CEDAR FALLS — Cities with their own broadband utilities and those looking to start them are hoping to disconnect Statehouse proposals restricting their operation.
A bill introduced in the Iowa Senate could prevent existing municipal communications utilities from offering discounted or competitive rates. It also would limit financing options for cities working to build their own fiber networks to provide internet, television and phone service to residents.
The legislation is being watched closely in Cedar Falls, where Cedar Falls Utilities has operated one of the state’s most successful broadband networks for more than 20 years.
“I don’t think we’ve seen anything like this for quite some time,” said Mike Litterer, director of customer service and business development for CFU, which has registered in opposition to the bill.
Members of the Waterloo Telecommunications Utility board, which recently hired a consultant to investigate the possibility of a city-owned broadband system, also sounded the alarm during their last meeting in January.
The city of Decorah, also exploring a municipal telecommunications utility, is speaking out against the bill as well.
Senate Study Bill 3009, introduced by Sen. Dan Dawson, R-Council Bluffs, is pending consideration by the Senate Commerce Committee.
Supporters, including Mediacom Communications, contend the new regulations are necessary to prevent taxpayers not using the municipal communications services from having to subsidize them.
“As a large purchaser of electricity across Iowa, we don’t want our electric rates subsidizing the operations of municipal telecom utilities,” said Mediacom spokesman Thomas Larsen.
“We currently have situations occurring where local municipal electric utilities are overcharging their customers in order to generate surpluses. These surpluses are then being loaned at below market rates to prop up failing municipal telecommunications companies.
“Even if you don’t use the telecom’s services, you are being forced to subsidize it through your electric rates,” he added. “We believe Senate Study Bill 3009 helps to close that loophole.”
But opponents, including the Iowa Association of Municipal Utilities, say the bill is unfair to cities in competition with private providers.
Current laws now prevent cities from subsidizing a communications utility with general fund revenue or funds generated by electric, gas, water, sewer or garbage services. But they are allowed to set market-based prices for the telecom services that can be below cost.
“This bill actually removes that; it would all have to be cost-based,” said CFU’s Litterer. “We want to make sure we’re competitive.”
Tim Whipple, legal counsel for Iowa Association of Municipal Utilities, said the elimination of market-rate pricing would hamstring a municipal system facing a rate battle with a private service provider.
“Sometimes, in a competitive scenario where an incumbent service provider is providing steep discounts in an attempt to lure customers, our members need to be able to temporarily drop prices to compete,” Whipple said in an email.
“The big incumbent providers can unfairly leverage customers in other communities (they serve) to subsidize steep discounts in a municipal utility town,” he added. “If our members can’t lower their prices to compete, it’s simply not fair.”

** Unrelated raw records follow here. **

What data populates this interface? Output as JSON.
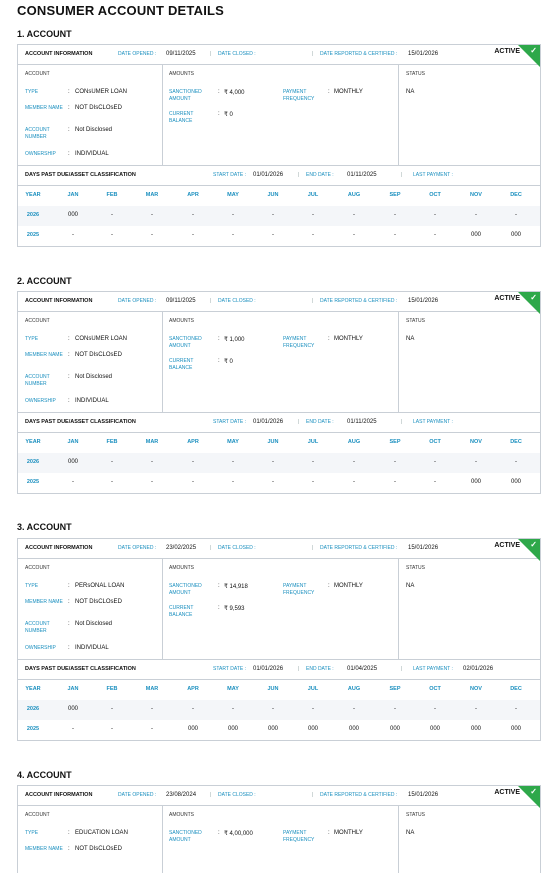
{
  "page_title": "CONSUMER ACCOUNT DETAILS",
  "labels": {
    "account_information": "ACCOUNT INFORMATION",
    "date_opened": "DATE OPENED :",
    "date_closed": "DATE CLOSED :",
    "date_reported": "DATE REPORTED & CERTIFIED :",
    "col_account": "ACCOUNT",
    "col_amounts": "AMOUNTS",
    "col_status": "STATUS",
    "type": "TYPE",
    "member_name": "MEMBER NAME",
    "account_number": "ACCOUNT NUMBER",
    "ownership": "OWNERSHIP",
    "sanctioned_amount": "SANCTIONED AMOUNT",
    "current_balance": "CURRENT BALANCE",
    "payment_frequency": "PAYMENT FREQUENCY",
    "dpd_title": "DAYS PAST DUE/ASSET CLASSIFICATION",
    "start_date": "START DATE :",
    "end_date": "END DATE :",
    "last_payment": "LAST PAYMENT :",
    "year": "YEAR",
    "months": [
      "JAN",
      "FEB",
      "MAR",
      "APR",
      "MAY",
      "JUN",
      "JUL",
      "AUG",
      "SEP",
      "OCT",
      "NOV",
      "DEC"
    ]
  },
  "accounts": [
    {
      "heading": "1. ACCOUNT",
      "date_opened": "09/11/2025",
      "date_closed": "",
      "date_reported": "15/01/2026",
      "status_tag": "ACTIVE",
      "type": "CONsUMER LOAN",
      "member_name": "NOT DIsCLOsED",
      "account_number": "Not Disclosed",
      "ownership": "INDIVIDUAL",
      "sanctioned_amount": "₹ 4,000",
      "current_balance": "₹ 0",
      "payment_frequency": "MONTHLY",
      "status": "NA",
      "start_date": "01/01/2026",
      "end_date": "01/11/2025",
      "last_payment": "",
      "rows": [
        {
          "year": "2026",
          "values": [
            "000",
            "-",
            "-",
            "-",
            "-",
            "-",
            "-",
            "-",
            "-",
            "-",
            "-",
            "-"
          ]
        },
        {
          "year": "2025",
          "values": [
            "-",
            "-",
            "-",
            "-",
            "-",
            "-",
            "-",
            "-",
            "-",
            "-",
            "000",
            "000"
          ]
        }
      ]
    },
    {
      "heading": "2. ACCOUNT",
      "date_opened": "09/11/2025",
      "date_closed": "",
      "date_reported": "15/01/2026",
      "status_tag": "ACTIVE",
      "type": "CONsUMER LOAN",
      "member_name": "NOT DIsCLOsED",
      "account_number": "Not Disclosed",
      "ownership": "INDIVIDUAL",
      "sanctioned_amount": "₹ 1,000",
      "current_balance": "₹ 0",
      "payment_frequency": "MONTHLY",
      "status": "NA",
      "start_date": "01/01/2026",
      "end_date": "01/11/2025",
      "last_payment": "",
      "rows": [
        {
          "year": "2026",
          "values": [
            "000",
            "-",
            "-",
            "-",
            "-",
            "-",
            "-",
            "-",
            "-",
            "-",
            "-",
            "-"
          ]
        },
        {
          "year": "2025",
          "values": [
            "-",
            "-",
            "-",
            "-",
            "-",
            "-",
            "-",
            "-",
            "-",
            "-",
            "000",
            "000"
          ]
        }
      ]
    },
    {
      "heading": "3. ACCOUNT",
      "date_opened": "23/02/2025",
      "date_closed": "",
      "date_reported": "15/01/2026",
      "status_tag": "ACTIVE",
      "type": "PERsONAL LOAN",
      "member_name": "NOT DIsCLOsED",
      "account_number": "Not Disclosed",
      "ownership": "INDIVIDUAL",
      "sanctioned_amount": "₹ 14,918",
      "current_balance": "₹ 9,593",
      "payment_frequency": "MONTHLY",
      "status": "NA",
      "start_date": "01/01/2026",
      "end_date": "01/04/2025",
      "last_payment": "02/01/2026",
      "rows": [
        {
          "year": "2026",
          "values": [
            "000",
            "-",
            "-",
            "-",
            "-",
            "-",
            "-",
            "-",
            "-",
            "-",
            "-",
            "-"
          ]
        },
        {
          "year": "2025",
          "values": [
            "-",
            "-",
            "-",
            "000",
            "000",
            "000",
            "000",
            "000",
            "000",
            "000",
            "000",
            "000"
          ]
        }
      ]
    },
    {
      "heading": "4. ACCOUNT",
      "date_opened": "23/08/2024",
      "date_closed": "",
      "date_reported": "15/01/2026",
      "status_tag": "ACTIVE",
      "type": "EDUCATION LOAN",
      "member_name": "NOT DIsCLOsED",
      "sanctioned_amount": "₹ 4,00,000",
      "payment_frequency": "MONTHLY",
      "status": "NA"
    }
  ]
}
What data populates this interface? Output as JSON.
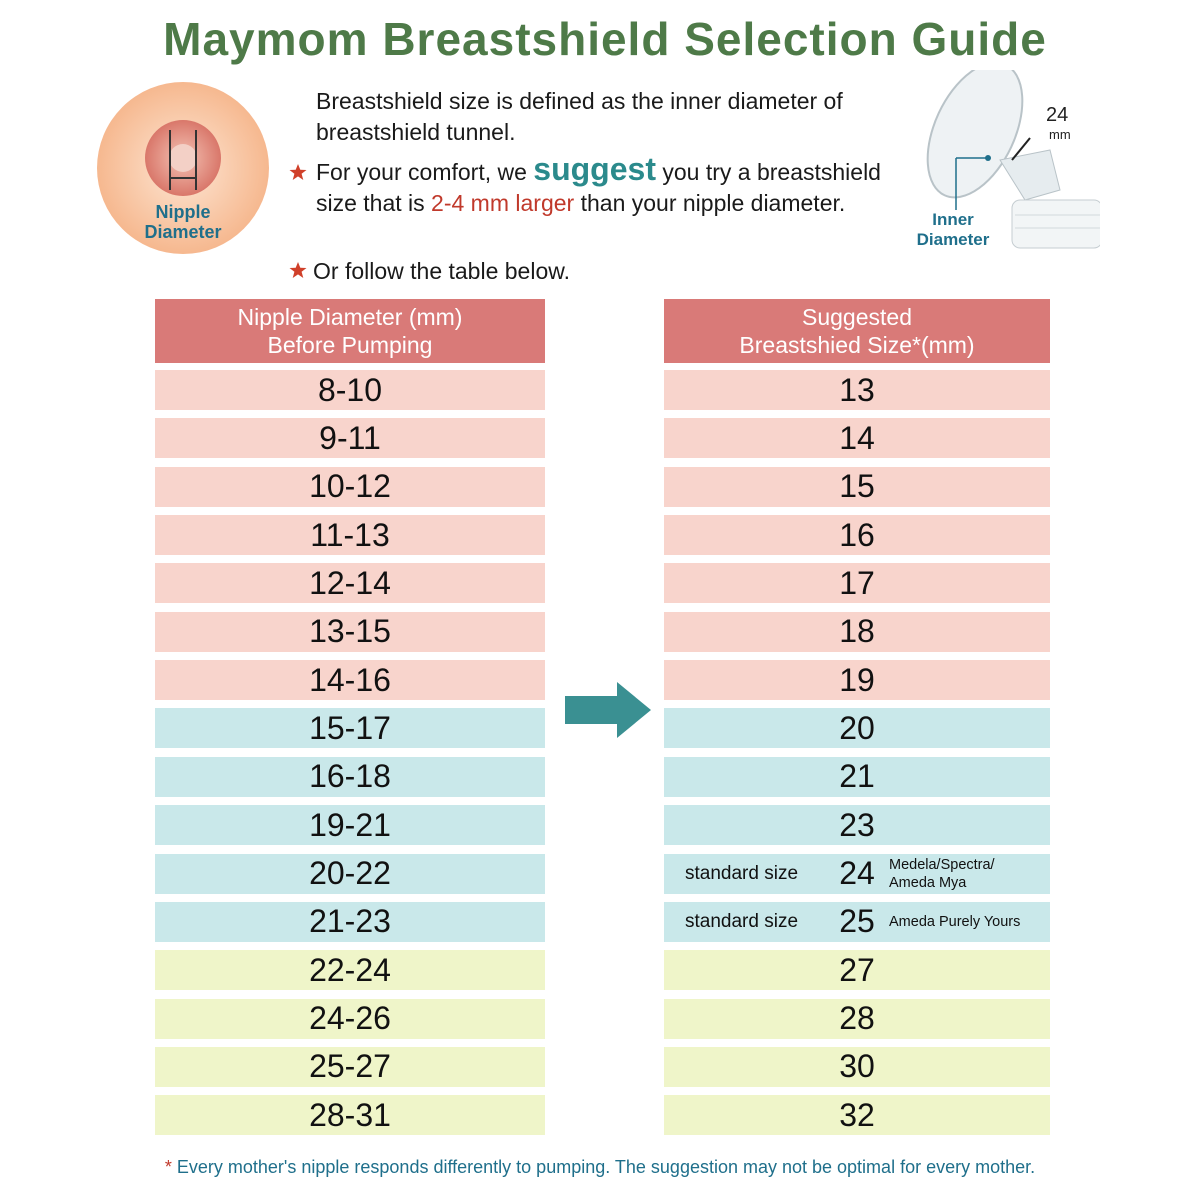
{
  "title": "Maymom Breastshield Selection Guide",
  "nipple_label": "Nipple Diameter",
  "intro": "Breastshield size is defined as the inner diameter of breastshield tunnel.",
  "tip1": {
    "before": "For your comfort, we",
    "emphasis": "suggest",
    "middle": "you try a breastshield size that is",
    "highlight": "2-4 mm larger",
    "after": "than your nipple diameter."
  },
  "tip2": "Or follow the table below.",
  "shield": {
    "size": "24",
    "unit": "mm",
    "label": "Inner Diameter"
  },
  "table": {
    "left_header": [
      "Nipple Diameter (mm)",
      "Before Pumping"
    ],
    "right_header": [
      "Suggested",
      "Breastshied Size*(mm)"
    ],
    "groups": [
      {
        "color": "#f8d4cc",
        "rows": [
          {
            "nipple": "8-10",
            "size": "13"
          },
          {
            "nipple": "9-11",
            "size": "14"
          },
          {
            "nipple": "10-12",
            "size": "15"
          },
          {
            "nipple": "11-13",
            "size": "16"
          },
          {
            "nipple": "12-14",
            "size": "17"
          },
          {
            "nipple": "13-15",
            "size": "18"
          },
          {
            "nipple": "14-16",
            "size": "19"
          }
        ]
      },
      {
        "color": "#c9e8ea",
        "rows": [
          {
            "nipple": "15-17",
            "size": "20"
          },
          {
            "nipple": "16-18",
            "size": "21"
          },
          {
            "nipple": "19-21",
            "size": "23"
          },
          {
            "nipple": "20-22",
            "size": "24",
            "label": "standard size",
            "brand": [
              "Medela/Spectra/",
              "Ameda Mya"
            ]
          },
          {
            "nipple": "21-23",
            "size": "25",
            "label": "standard size",
            "brand": [
              "Ameda Purely Yours"
            ]
          }
        ]
      },
      {
        "color": "#eff5c9",
        "rows": [
          {
            "nipple": "22-24",
            "size": "27"
          },
          {
            "nipple": "24-26",
            "size": "28"
          },
          {
            "nipple": "25-27",
            "size": "30"
          },
          {
            "nipple": "28-31",
            "size": "32"
          }
        ]
      }
    ]
  },
  "footnote": {
    "mark": "*",
    "text": "Every mother's nipple responds differently to pumping. The suggestion may not be optimal for every mother."
  }
}
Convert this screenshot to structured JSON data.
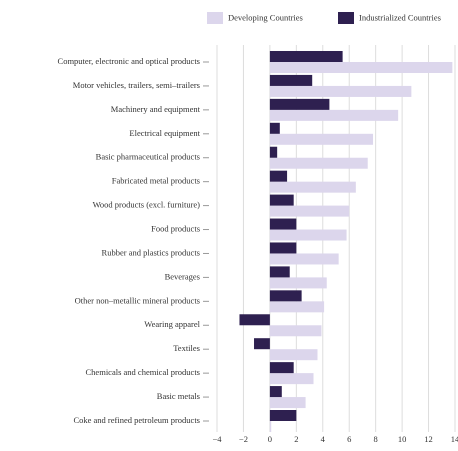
{
  "chart_data": {
    "type": "barh",
    "categories": [
      "Computer, electronic and optical products",
      "Motor vehicles, trailers, semi–trailers",
      "Machinery and equipment",
      "Electrical equipment",
      "Basic pharmaceutical products",
      "Fabricated metal products",
      "Wood products (excl. furniture)",
      "Food products",
      "Rubber and plastics products",
      "Beverages",
      "Other non–metallic mineral products",
      "Wearing apparel",
      "Textiles",
      "Chemicals and chemical products",
      "Basic metals",
      "Coke and refined petroleum products"
    ],
    "series": [
      {
        "name": "Developing Countries",
        "color": "#dcd6ec",
        "values": [
          13.8,
          10.7,
          9.7,
          7.8,
          7.4,
          6.5,
          6.0,
          5.8,
          5.2,
          4.3,
          4.1,
          3.9,
          3.6,
          3.3,
          2.7,
          0.1
        ]
      },
      {
        "name": "Industrialized Countries",
        "color": "#2e2050",
        "values": [
          5.5,
          3.2,
          4.5,
          0.75,
          0.55,
          1.3,
          1.8,
          2.0,
          2.0,
          1.5,
          2.4,
          -2.3,
          -1.2,
          1.8,
          0.9,
          2.0
        ]
      }
    ],
    "xlim": [
      -4,
      14
    ],
    "xticks": [
      {
        "value": -4,
        "label": "−4"
      },
      {
        "value": -2,
        "label": "−2"
      },
      0,
      2,
      4,
      6,
      8,
      10,
      12,
      14
    ],
    "grid": true
  }
}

Whipple also said the proposals to limit financing options would make it harder for communities where voters and residents have voiced strong support to start municipal utilities.
The legislation would prohibit a municipal utility from getting a loan from a city’s general fund or other utility, such as gas or electric, unless the interest rate is set at the prevailing market rate. Those loans also could not be forgiven.
Litterer said the financing measures are less of a concern for CFU, which is currently debt free and able to fund improvements with operating revenues or communications utility bonds.
But he said that may not be the case for other cities.
“Cedar Falls has really had a good experience with municipalizing the communication service,” Litterer said. “We have some of the cheapest rates in the state and the fastest speeds. We would hate to see that not be available to other municipal utilities.”
Another provision of the bill would require municipal utilities to provide a separate bill for its telecommunications services. Currently utilities like CFU send a single bill for communications, electric, gas, sewer and water services.
As of Friday, Senate Study Bill 3009 had not been debated in committee.